“Yo
no soy un lector de Franz Kafka, yo soy su enamorado”. Es la primera frase de
este libro. Es la frase con la que, también, se abre el texto de contraportada.
Eso significa muchas cosas, pero sobre todo una: que no estamos a punto de leer
una obra de ensayo, ni una reflexión intelectual, sino una declaración de amor.
Parece una bobada y desde luego no lo es, porque establece las normas esenciales
del volumen: que no es discutible, que no es razonable. Si un amigo te habla
con éxtasis de su amada no cabe señalarle después, ni siquiera con una sonrisa,
que sus labios son inferiores a los de Angelina Jolie, que su pecho desmerece
frente al de Mónica Bellucci o que sus ojos no admiten comparación con los de
Elisabeth Taylor. Sus palabras de enamorado invalidan cualquier discrepancia y
suspenden toda tu capacidad crítica. Lo tomas o lo dejas. Fin del asunto.
Manuel
Vilas nos propone una confesión idéntica, que se vertebra sobre su amor
hiperbólico por el checo Franz Kafka, al que define como “dueño de la
literatura universal”, como “singularidad cósmica”, como “droga”, como creador
de la única obra literaria que no sufre la oxidación del tiempo y, por
supuesto, como el mejor escritor de la historia. Se permite además ciertas
miradas condescendientes hacia quienes no compartan su éxtasis (“A mí me
deprimen los lectores de Kafka que solo han leído La metamorfosis”) e
incluso formula algunas profecías no menos arrebatadas (“La universalidad de
Kafka solo acaba de comenzar. Tiene cien años. Será una universalidad más
poderosa que la de Homero, Virgilio, Dante, Cervantes, Shakespeare, Flaubert o
Tolstói”).
No
hay que irritarse con estas aseveraciones, derivadas (insisto) del amor. Vilas
es muy dueño de esmaltarlas en un libro y, limándoles algunos excesos, tampoco
habría demasiados problemas para admitirlas como verdades, porque somos
ciertamente muchos quienes hemos leído al atribulado escritor checo con fervor
y sentimos “el consuelo de que Franz Kafka estuvo aquí, en la vida, y escribió”.

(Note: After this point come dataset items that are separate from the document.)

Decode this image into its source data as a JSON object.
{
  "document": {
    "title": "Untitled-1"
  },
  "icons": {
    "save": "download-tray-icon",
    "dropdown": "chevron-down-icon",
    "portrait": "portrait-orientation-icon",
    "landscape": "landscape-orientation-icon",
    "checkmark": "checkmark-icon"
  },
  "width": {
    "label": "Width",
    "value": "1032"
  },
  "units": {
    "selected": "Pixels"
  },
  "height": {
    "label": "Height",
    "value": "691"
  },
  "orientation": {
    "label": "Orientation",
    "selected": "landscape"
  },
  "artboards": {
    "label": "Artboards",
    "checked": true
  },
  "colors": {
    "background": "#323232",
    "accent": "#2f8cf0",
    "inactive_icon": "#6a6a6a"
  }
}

Comparto también con Manuel Vilas la simpatía que experimenta por Max Brod, y
coincido en las dimensiones de la gratitud que todos los kafkianos deberíamos
tributarle (“Sin él, todos esos expertos no tendrían nada de qué ocuparse,
estarían en el paro […]. Los lectores de Kafka somos todos descendientes de Max
Brod. Descendientes de una fe, de una perseverancia, de una fuerte convulsión
personal, de una admiración que va más allá de la admiración”).

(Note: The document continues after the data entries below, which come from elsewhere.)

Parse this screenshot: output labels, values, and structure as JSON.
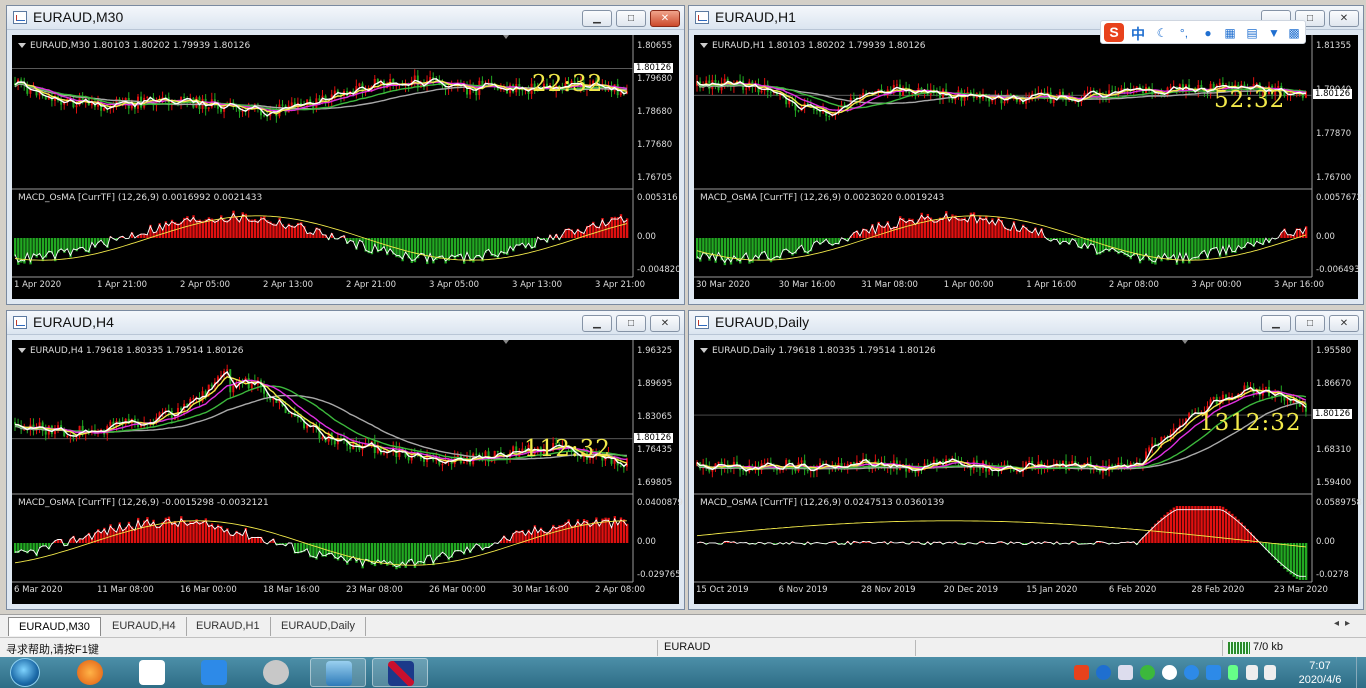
{
  "windows": [
    {
      "id": "m30",
      "title": "EURAUD,M30",
      "ohlc": "EURAUD,M30  1.80103 1.80202 1.79939 1.80126",
      "macd_label": "MACD_OsMA [CurrTF] (12,26,9) 0.0016992 0.0021433",
      "timer": "22:32",
      "current_price": "1.80126",
      "price_labels": [
        "1.80655",
        "1.79680",
        "1.78680",
        "1.77680",
        "1.76705"
      ],
      "macd_labels": [
        "0.005316",
        "0.00",
        "-0.004820"
      ],
      "time_labels": [
        "1 Apr 2020",
        "1 Apr 21:00",
        "2 Apr 05:00",
        "2 Apr 13:00",
        "2 Apr 21:00",
        "3 Apr 05:00",
        "3 Apr 13:00",
        "3 Apr 21:00"
      ]
    },
    {
      "id": "h1",
      "title": "EURAUD,H1",
      "ohlc": "EURAUD,H1  1.80103 1.80202 1.79939 1.80126",
      "macd_label": "MACD_OsMA [CurrTF] (12,26,9) 0.0023020 0.0019243",
      "timer": "52:32",
      "current_price": "1.80126",
      "price_labels": [
        "1.81355",
        "1.79040",
        "1.77870",
        "1.76700"
      ],
      "macd_labels": [
        "0.0057672",
        "0.00",
        "-0.006493"
      ],
      "time_labels": [
        "30 Mar 2020",
        "30 Mar 16:00",
        "31 Mar 08:00",
        "1 Apr 00:00",
        "1 Apr 16:00",
        "2 Apr 08:00",
        "3 Apr 00:00",
        "3 Apr 16:00"
      ]
    },
    {
      "id": "h4",
      "title": "EURAUD,H4",
      "ohlc": "EURAUD,H4  1.79618 1.80335 1.79514 1.80126",
      "macd_label": "MACD_OsMA [CurrTF] (12,26,9) -0.0015298 -0.0032121",
      "timer": "112:32",
      "current_price": "1.80126",
      "price_labels": [
        "1.96325",
        "1.89695",
        "1.83065",
        "1.76435",
        "1.69805"
      ],
      "macd_labels": [
        "0.0400879",
        "0.00",
        "-0.029765"
      ],
      "time_labels": [
        "6 Mar 2020",
        "11 Mar 08:00",
        "16 Mar 00:00",
        "18 Mar 16:00",
        "23 Mar 08:00",
        "26 Mar 00:00",
        "30 Mar 16:00",
        "2 Apr 08:00"
      ]
    },
    {
      "id": "daily",
      "title": "EURAUD,Daily",
      "ohlc": "EURAUD,Daily  1.79618 1.80335 1.79514 1.80126",
      "macd_label": "MACD_OsMA [CurrTF] (12,26,9) 0.0247513 0.0360139",
      "timer": "1312:32",
      "current_price": "1.80126",
      "price_labels": [
        "1.95580",
        "1.86670",
        "1.77490",
        "1.68310",
        "1.59400"
      ],
      "macd_labels": [
        "0.0589758",
        "0.00",
        "-0.0278"
      ],
      "time_labels": [
        "15 Oct 2019",
        "6 Nov 2019",
        "28 Nov 2019",
        "20 Dec 2019",
        "15 Jan 2020",
        "6 Feb 2020",
        "28 Feb 2020",
        "23 Mar 2020"
      ]
    }
  ],
  "tabs": [
    "EURAUD,M30",
    "EURAUD,H4",
    "EURAUD,H1",
    "EURAUD,Daily"
  ],
  "status": {
    "help": "寻求帮助,请按F1键",
    "symbol": "EURAUD",
    "traffic": "7/0 kb"
  },
  "ime": {
    "label": "中"
  },
  "clock": {
    "time": "7:07",
    "date": "2020/4/6"
  },
  "colors": {
    "bull": "#e01010",
    "bear": "#22a822",
    "ma_fast": "#ffffff",
    "ma_yellow": "#f2e94a",
    "ma_magenta": "#e030e0",
    "ma_green": "#3cb83c",
    "ma_gray": "#a8a8a8",
    "timer": "#f2e94a"
  }
}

Libro visceral, luminoso, dionisíaco y fértil, donde se nos ofrecen reflexiones de gran calado (“El mundo ofrece anestesia. Hay muchas: el sexo y el amor, por ejemplo. El alcohol. La familia. El café. El deporte. La vida es ir probando la anestesia que más te convenga. Franz Kafka encontró una que le aliviaba: escribir”) y donde, sobre todo, titila una continua invitación para que volvamos a las páginas del checo y busquemos en ellas otro ángulo, otro pliegue, que no advertimos en las lecturas anteriores. Hagámoslo.